Crowder College
- Type: Public community college
- Established: 1963; 63 years ago
- President: Chett Daniel
- Students: 3,864
- Location: Neosho, Missouri, United States
- Mascot: Roughrider
- Website: www.crowder.edu

= Crowder College =

Community college in Neosho, Missouri, U.S.

Crowder College is a public community college in Neosho, Missouri, United States. It serves the Community College District of Newton and McDonald counties in southwestern Missouri and other outlying areas. The school enrolled 3,864 in 2023.
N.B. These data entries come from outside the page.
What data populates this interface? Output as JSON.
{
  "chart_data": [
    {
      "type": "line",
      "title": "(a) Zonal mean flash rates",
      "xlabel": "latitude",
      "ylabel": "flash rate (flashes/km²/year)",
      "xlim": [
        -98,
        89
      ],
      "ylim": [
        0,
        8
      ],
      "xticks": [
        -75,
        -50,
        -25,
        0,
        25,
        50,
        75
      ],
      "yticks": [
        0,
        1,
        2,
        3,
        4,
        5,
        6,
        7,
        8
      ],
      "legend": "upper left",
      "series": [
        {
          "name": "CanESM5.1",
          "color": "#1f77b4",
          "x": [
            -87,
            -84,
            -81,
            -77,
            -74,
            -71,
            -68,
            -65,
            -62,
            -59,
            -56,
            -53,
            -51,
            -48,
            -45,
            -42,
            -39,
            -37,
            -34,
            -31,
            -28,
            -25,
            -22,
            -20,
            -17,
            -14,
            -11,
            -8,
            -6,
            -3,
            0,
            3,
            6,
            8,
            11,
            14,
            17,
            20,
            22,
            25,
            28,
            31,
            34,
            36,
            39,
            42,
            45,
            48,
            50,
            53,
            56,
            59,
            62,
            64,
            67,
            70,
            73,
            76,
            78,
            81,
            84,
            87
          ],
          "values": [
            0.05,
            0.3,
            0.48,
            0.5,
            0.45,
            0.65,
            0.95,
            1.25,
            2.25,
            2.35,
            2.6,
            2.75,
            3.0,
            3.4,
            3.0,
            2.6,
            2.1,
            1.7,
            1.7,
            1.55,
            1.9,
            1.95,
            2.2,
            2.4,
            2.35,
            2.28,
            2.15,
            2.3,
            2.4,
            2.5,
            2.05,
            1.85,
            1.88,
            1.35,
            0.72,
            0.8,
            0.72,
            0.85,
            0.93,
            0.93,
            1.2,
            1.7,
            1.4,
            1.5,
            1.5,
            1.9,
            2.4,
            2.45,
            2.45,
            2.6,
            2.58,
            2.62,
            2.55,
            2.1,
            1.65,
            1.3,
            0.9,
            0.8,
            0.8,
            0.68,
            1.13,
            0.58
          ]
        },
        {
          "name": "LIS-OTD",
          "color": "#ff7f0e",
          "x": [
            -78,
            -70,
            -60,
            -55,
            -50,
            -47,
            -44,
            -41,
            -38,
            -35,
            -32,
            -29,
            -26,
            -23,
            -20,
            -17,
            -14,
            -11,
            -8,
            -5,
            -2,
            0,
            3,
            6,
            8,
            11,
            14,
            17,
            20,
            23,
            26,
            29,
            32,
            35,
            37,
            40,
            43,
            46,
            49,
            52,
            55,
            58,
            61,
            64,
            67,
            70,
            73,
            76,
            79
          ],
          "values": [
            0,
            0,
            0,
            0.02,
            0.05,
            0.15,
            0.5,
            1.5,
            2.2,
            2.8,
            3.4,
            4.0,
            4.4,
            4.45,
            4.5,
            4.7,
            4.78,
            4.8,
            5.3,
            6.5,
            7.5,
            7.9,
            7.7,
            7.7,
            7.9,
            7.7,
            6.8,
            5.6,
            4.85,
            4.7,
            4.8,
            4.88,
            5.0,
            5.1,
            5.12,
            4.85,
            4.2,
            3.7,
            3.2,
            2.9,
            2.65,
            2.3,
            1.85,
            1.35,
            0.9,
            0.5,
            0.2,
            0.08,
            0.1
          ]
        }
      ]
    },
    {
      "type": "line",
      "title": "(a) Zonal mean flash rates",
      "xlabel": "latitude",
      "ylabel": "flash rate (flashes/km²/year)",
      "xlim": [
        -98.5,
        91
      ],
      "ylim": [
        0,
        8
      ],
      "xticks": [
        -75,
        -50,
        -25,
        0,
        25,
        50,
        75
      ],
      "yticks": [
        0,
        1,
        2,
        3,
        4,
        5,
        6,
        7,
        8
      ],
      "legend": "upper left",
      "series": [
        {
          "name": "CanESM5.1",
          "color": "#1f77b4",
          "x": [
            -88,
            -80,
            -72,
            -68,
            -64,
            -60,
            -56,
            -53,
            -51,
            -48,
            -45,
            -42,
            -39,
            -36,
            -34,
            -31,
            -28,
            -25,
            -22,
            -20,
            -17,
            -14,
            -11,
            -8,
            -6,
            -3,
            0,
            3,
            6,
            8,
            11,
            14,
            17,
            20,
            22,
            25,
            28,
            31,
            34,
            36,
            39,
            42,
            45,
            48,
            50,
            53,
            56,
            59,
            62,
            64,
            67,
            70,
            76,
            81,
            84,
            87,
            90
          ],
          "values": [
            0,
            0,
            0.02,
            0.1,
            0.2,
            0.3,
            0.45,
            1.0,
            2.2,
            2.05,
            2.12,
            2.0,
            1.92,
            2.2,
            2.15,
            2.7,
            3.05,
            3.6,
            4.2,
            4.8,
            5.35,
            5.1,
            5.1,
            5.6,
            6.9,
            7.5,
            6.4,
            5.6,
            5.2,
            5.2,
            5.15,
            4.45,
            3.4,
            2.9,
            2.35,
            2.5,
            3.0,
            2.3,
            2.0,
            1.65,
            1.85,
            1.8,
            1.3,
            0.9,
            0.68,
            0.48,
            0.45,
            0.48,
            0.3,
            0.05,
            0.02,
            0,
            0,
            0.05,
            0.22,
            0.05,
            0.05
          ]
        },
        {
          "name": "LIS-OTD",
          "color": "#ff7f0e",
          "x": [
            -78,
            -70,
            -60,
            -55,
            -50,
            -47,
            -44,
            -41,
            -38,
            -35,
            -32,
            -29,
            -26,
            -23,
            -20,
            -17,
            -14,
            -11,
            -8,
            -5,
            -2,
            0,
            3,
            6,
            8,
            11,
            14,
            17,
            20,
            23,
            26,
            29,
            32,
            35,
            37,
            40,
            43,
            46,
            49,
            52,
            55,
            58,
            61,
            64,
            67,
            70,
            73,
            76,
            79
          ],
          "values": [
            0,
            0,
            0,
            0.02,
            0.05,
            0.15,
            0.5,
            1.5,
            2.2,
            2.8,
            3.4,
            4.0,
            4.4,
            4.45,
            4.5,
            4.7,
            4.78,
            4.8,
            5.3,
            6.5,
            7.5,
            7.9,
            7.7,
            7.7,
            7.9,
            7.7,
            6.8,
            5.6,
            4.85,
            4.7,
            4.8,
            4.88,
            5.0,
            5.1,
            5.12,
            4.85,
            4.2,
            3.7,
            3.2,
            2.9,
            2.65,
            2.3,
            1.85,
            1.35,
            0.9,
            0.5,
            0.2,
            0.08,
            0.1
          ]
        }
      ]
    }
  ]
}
Established in 1963 on the grounds of the former Fort Crowder, the college grants certificates, diplomas, and associate degrees. Its name honors General Enoch Crowder, a prominent Missourian, soldier, and statesman, as well as the veterans of World War I, who received their training at Fort Crowder.

== Accreditations ==
Crowder College is accredited by the Higher Learning Commission and approved by the Missouri Department of Elementary and Secondary Education and Coordinating Board for Higher Education. Specific programs are approved or accredited by the Missouri State Board of Nursing, Teacher Education Certification, through the Department of Elementary and Secondary Education, and the National Institute for Automotive Excellence (ASE).

Graduates of the Associate of Arts programs are admitted without examination to junior standing in all public universities and colleges in Missouri and many outside the state of Missouri. Crowder is a member of the Missouri Community College Association and the American Association of Community Colleges.

==Longwell Museum==
The Longwell Museum, located in the Crowder College Elsie Plaster Community Center, has many displays and artifacts from the Fort Crowder days, when over 50,000 soldiers were stationed there. The museum also holds artwork by artists associated with Neosho, including Thomas Hart Benton and James Duard Marshall. In 1989, the Longwell Museum hosted the "Benton and Friends" exhibition in honor of the centennial of Thomas Hart Benton's birth. That exhibition brought together more than 80 works by Benton, John Steuart Curry, James Duard Marshall, Charles Banks Wilson, and Grant Wood.

== Solar team ==

Crowder's solar team designed and built the first solar powered vehicle to successfully complete a coast to coast journey across the United States in 1984. Since then Crowder has continued to distinguish itself in world and national solar energy competitions, most recently the Solar Decathlon in Washington, D.C., where the solar house entry from Crowder was selected as the "People's Choice" and placed 6th overall in the competition. Crowder was the only community college in the competition. This house is located on the Crowder campus. The Crowder campus also includes a wind powered turbine supplying energy to the MARET (Missouri Alternative & Renewable Energy Technology) Center.